On Sun, 4 Jan 2026 at 18:05, Jacob Jackson <jej.jackson.08@gmail.com> wrote:
> I have seen the issue pop up a few times when the unique constraint is
> across multiple columns and the join is only on one of those columns
> (e.g. https://www.postgresql.org/message-id/CAAiQw3yBPrCw6ZLeTwVS4QhKDWgJkmmp9LnGPdodxeQmn=kqVg@mail.gmail.com),
> and a constant filter is on the other column. I think what happens is
> that this introduces potential for error into the sample because
> Postgres can now come across more duplicates of the join key than
> expected, reducing n_distinct, or could come across more rows with the
> constant filtered value, thus increasing its predicted frequency (in
> the case I linked, the constant's frequency was stored in the columns
> MCV list), leading to a nonzero hit ratio as the cardinality
> estimation/estcalls > ndistinct. However, I am not certain this is the
> case (while there probably wouldn't need to be much of an asymmetry to
> cause memorization given the high cost in the planner for extra index
> scans, it still seems odd that stats could be off enough to enable
> this because of sampling alone). Maybe there is a statistics bug at
> play? I am not certain.
I've managed to reverse engineer some tables for this base on the
query you posted in the other thread. I didn't spend enough time to
figure out the exact row counts to insert to get the Memoize plan by
default, but I can get it from disabling merge and hash joins. This
doesn't mean it's not an issue as ideally the Memoize costing would
realise all lookups are unique and opt to not Memoize due to no repeat
lookups.
What seems to be happening is in estimate_num_groups(), we don't set
isunique == true because the unique index search in has_unique_index()
only considers very simplistic cases where there's a single column
unique index on the Var that's being looked up. Later in
estimate_num_groups(), because we have some other base quals doing
some filtering, the "if (reldistinct > 0 && rel->rows < rel->tuples)"

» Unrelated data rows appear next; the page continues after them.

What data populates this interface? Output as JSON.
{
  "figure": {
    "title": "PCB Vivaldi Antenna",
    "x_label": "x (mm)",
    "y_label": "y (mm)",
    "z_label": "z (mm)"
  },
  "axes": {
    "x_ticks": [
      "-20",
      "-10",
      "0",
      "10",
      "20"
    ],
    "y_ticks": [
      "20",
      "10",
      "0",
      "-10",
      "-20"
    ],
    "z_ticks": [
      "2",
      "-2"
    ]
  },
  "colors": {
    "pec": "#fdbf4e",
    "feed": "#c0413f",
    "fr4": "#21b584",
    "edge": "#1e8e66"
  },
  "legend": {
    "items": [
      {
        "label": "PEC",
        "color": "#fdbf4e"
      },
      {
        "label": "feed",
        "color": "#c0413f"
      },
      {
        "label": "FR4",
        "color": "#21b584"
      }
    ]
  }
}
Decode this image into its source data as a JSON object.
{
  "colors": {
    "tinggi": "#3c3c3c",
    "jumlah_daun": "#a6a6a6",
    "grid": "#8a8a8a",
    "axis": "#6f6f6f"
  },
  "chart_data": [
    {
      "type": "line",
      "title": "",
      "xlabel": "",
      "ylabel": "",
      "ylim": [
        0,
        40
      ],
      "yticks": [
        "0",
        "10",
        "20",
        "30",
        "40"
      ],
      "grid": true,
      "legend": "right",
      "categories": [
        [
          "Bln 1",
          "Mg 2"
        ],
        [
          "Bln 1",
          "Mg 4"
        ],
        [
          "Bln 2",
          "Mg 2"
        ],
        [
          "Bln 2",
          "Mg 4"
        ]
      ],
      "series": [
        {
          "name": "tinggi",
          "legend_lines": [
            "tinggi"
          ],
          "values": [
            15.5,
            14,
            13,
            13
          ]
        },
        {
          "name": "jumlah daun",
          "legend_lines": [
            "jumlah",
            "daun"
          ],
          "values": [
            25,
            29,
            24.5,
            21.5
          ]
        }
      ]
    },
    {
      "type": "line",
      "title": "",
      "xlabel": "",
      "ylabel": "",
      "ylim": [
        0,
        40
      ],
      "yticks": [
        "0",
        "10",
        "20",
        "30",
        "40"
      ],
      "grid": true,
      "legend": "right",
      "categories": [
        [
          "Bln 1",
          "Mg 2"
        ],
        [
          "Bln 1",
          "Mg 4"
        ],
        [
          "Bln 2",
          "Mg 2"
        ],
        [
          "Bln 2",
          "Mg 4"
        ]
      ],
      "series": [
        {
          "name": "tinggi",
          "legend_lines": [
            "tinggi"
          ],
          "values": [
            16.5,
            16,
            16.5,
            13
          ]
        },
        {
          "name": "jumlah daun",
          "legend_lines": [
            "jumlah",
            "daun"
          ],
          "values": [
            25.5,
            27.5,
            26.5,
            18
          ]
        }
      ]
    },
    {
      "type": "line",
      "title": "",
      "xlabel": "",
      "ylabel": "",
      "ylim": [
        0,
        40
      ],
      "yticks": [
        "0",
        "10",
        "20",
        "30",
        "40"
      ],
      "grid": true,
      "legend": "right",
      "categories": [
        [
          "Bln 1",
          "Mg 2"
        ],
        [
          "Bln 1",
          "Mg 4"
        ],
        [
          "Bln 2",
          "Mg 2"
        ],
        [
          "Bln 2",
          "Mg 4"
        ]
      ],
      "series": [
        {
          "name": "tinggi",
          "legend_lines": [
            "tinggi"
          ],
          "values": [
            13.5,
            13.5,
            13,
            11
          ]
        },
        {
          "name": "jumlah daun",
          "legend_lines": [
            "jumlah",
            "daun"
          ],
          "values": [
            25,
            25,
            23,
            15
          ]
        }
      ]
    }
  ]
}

kicks in to attempt to estimate the number of distinct values
accounting for the other qual (user = 0, in this case). That's fairly
generic code that only does calculations based on the distinction
between rel->tuples and rel->rows, so it doesn't know about the
guarantees of uniqueness.
For a fix, I suppose has_unique_index() could be expanded to find a
unique index which mentions the particular Var and ensures that all
other columns that exist in the index have EquivalenceClasses with an
ec_has_const, but that would make that function much more expensive
than it is today and it still wouldn't cover cases where there is
another parameter in the Memoize lookup that matches to one of the
other unique index's columns. That makes me think that the UniqueKey
stuff might be the solution to these problems, as we'd easily be able
to determine which unique properties hold true at any level of the
join. That's a very complex patch, however.
David